The lecturers, for the past few weeks, have gone on and on about how we are expected to produce a higher standard of written work than we were at undergraduate level. They’ve made a point of telling us that we need to research more, we need to be clearer, we need to give the impression that we know our subject inside and out…
That’s bloody terrifying, isn’t it?
To make things slightly worse, last week we were given a way out. Apparently, if we would prefer not to do quite as many essays, we can change our qualification to a PgDip or Postgraduate Diploma. In career terms, it wouldn’t affect any of us. We would be able to apply for the same jobs, at the same rate of pay, as those who choose to do a Masters as long as – and this is the bit that killed it for me – we stay in the same industry for the rest of our lives.
So if I suddenly decided that I was in the wrong job, and wanted to go in a different direction altogether, my PgDip would be rendered meaningless. A Masters degree, however, is universally recognised as BRILLIANT and will stand me in good stead for the rest of my life. In theory. And only if you choose to completely disregard the current jobs market, as I am actively doing.
Continuing with my Masters degree is the obvious choice, of course. OF COURSE IT IS. But these bloody essays have been driving me up the wall. So, more than once, I have contemplated changing my qualification. Not seriously enough to actually do anything about it, but seriously enough to back away from the essay and watch Titanic.
And then it occurred to me – I AM WELL CLEVER.
The stuff the lecturers have been saying has not been aimed at me. Not even a bit.

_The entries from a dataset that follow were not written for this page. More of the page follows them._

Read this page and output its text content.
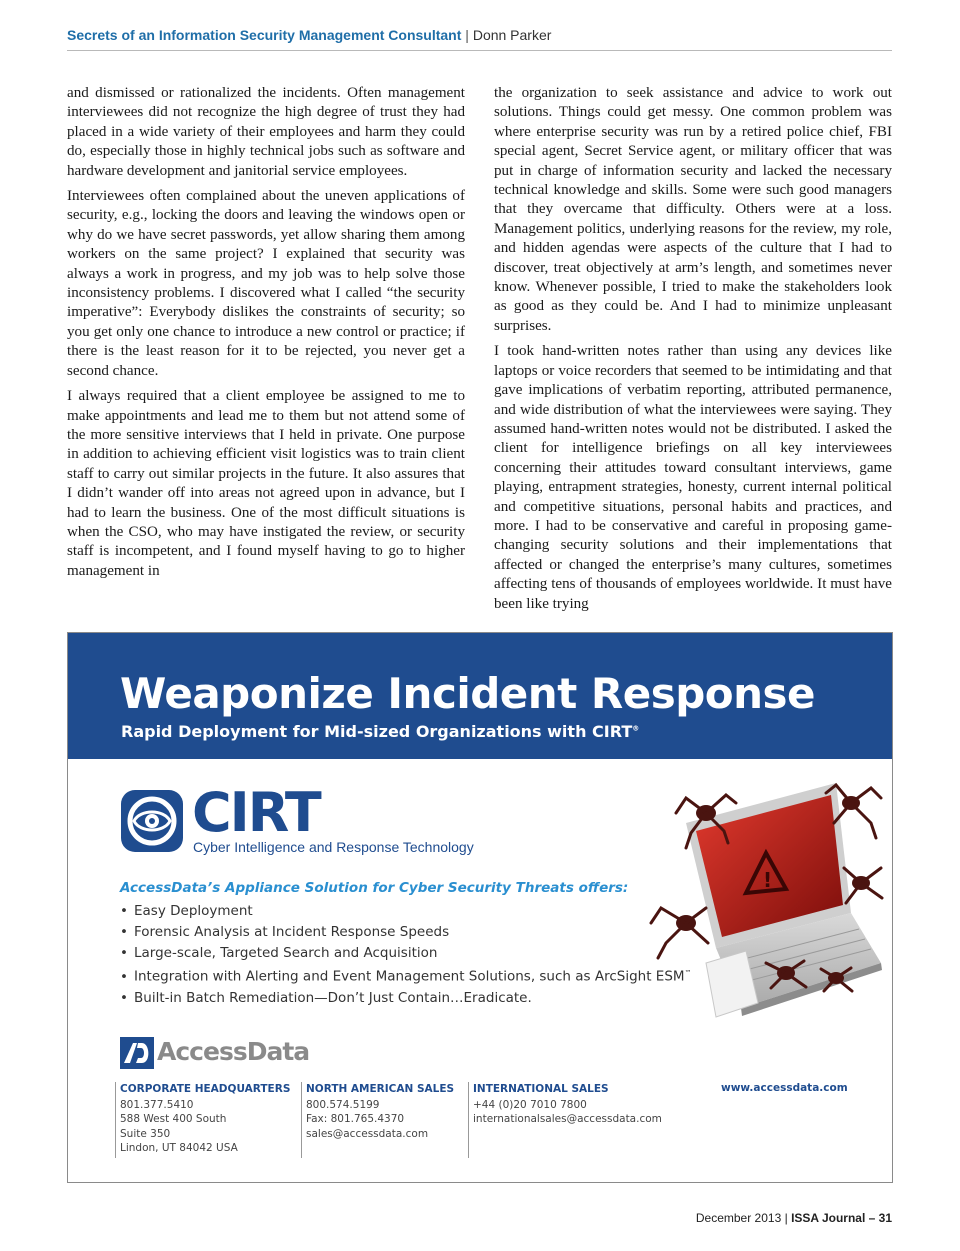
Secrets of an Information Security Management Consultant | Donn Parker

and dismissed or rationalized the incidents. Often management interviewees did not recognize the high degree of trust they had placed in a wide variety of their employees and harm they could do, especially those in highly technical jobs such as software and hardware development and janitorial service employees.

Interviewees often complained about the uneven applications of security, e.g., locking the doors and leaving the windows open or why do we have secret passwords, yet allow sharing them among workers on the same project? I explained that security was always a work in progress, and my job was to help solve those inconsistency problems. I discovered what I called “the security imperative”: Everybody dislikes the constraints of security; so you get only one chance to introduce a new control or practice; if there is the least reason for it to be rejected, you never get a second chance.

I always required that a client employee be assigned to me to make appointments and lead me to them but not attend some of the more sensitive interviews that I held in private. One purpose in addition to achieving efficient visit logistics was to train client staff to carry out similar projects in the future. It also assures that I didn’t wander off into areas not agreed upon in advance, but I had to learn the business. One of the most difficult situations is when the CSO, who may have instigated the review, or security staff is incompetent, and I found myself having to go to higher management in

the organization to seek assistance and advice to work out solutions. Things could get messy. One common problem was where enterprise security was run by a retired police chief, FBI special agent, Secret Service agent, or military officer that was put in charge of information security and lacked the necessary technical knowledge and skills. Some were such good managers that they overcame that difficulty. Others were at a loss. Management politics, underlying reasons for the review, my role, and hidden agendas were aspects of the culture that I had to discover, treat objectively at arm’s length, and sometimes never know. Whenever possible, I tried to make the stakeholders look as good as they could be. And I had to minimize unpleasant surprises.

I took hand-written notes rather than using any devices like laptops or voice recorders that seemed to be intimidating and that gave implications of verbatim reporting, attributed permanence, and wide distribution of what the interviewees were saying. They assumed hand-written notes would not be distributed. I asked the client for intelligence briefings on all key interviewees concerning their attitudes toward consultant interviews, game playing, entrapment strategies, honesty, current internal political and competitive situations, personal habits and practices, and more. I had to be conservative and careful in proposing game-changing security solutions and their implementations that affected or changed the enterprise’s many cultures, sometimes affecting tens of thousands of employees worldwide. It must have been like trying

Weaponize Incident Response
Rapid Deployment for Mid-sized Organizations with CIRT®
CIRT
Cyber Intelligence and Response Technology
AccessData’s Appliance Solution for Cyber Security Threats offers:
• Easy Deployment
• Forensic Analysis at Incident Response Speeds
• Large-scale, Targeted Search and Acquisition
• Integration with Alerting and Event Management Solutions, such as ArcSight ESM™
• Built-in Batch Remediation—Don’t Just Contain…Eradicate.
!
AccessData
CORPORATE HEADQUARTERS
801.377.5410
588 West 400 South
Suite 350
Lindon, UT 84042 USA
NORTH AMERICAN SALES
800.574.5199
Fax: 801.765.4370
sales@accessdata.com
INTERNATIONAL SALES
+44 (0)20 7010 7800
internationalsales@accessdata.com
www.accessdata.com
December 2013 | ISSA Journal – 31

It’s been aimed at the people who genuinely struggle with academic work, to give them a chance at the career they want. Not at the people who have got themselves into a flap because they can’t settle down for longer than ten minutes.
I’ve been worrying for nothing. I am an intelligent person. I don’t look like it, I rarely act like it and I never ever sound like it, but I am.
I have work to do, obviously. The essays – even with all the will in the world – are not going to write themselves. But I can DO IT.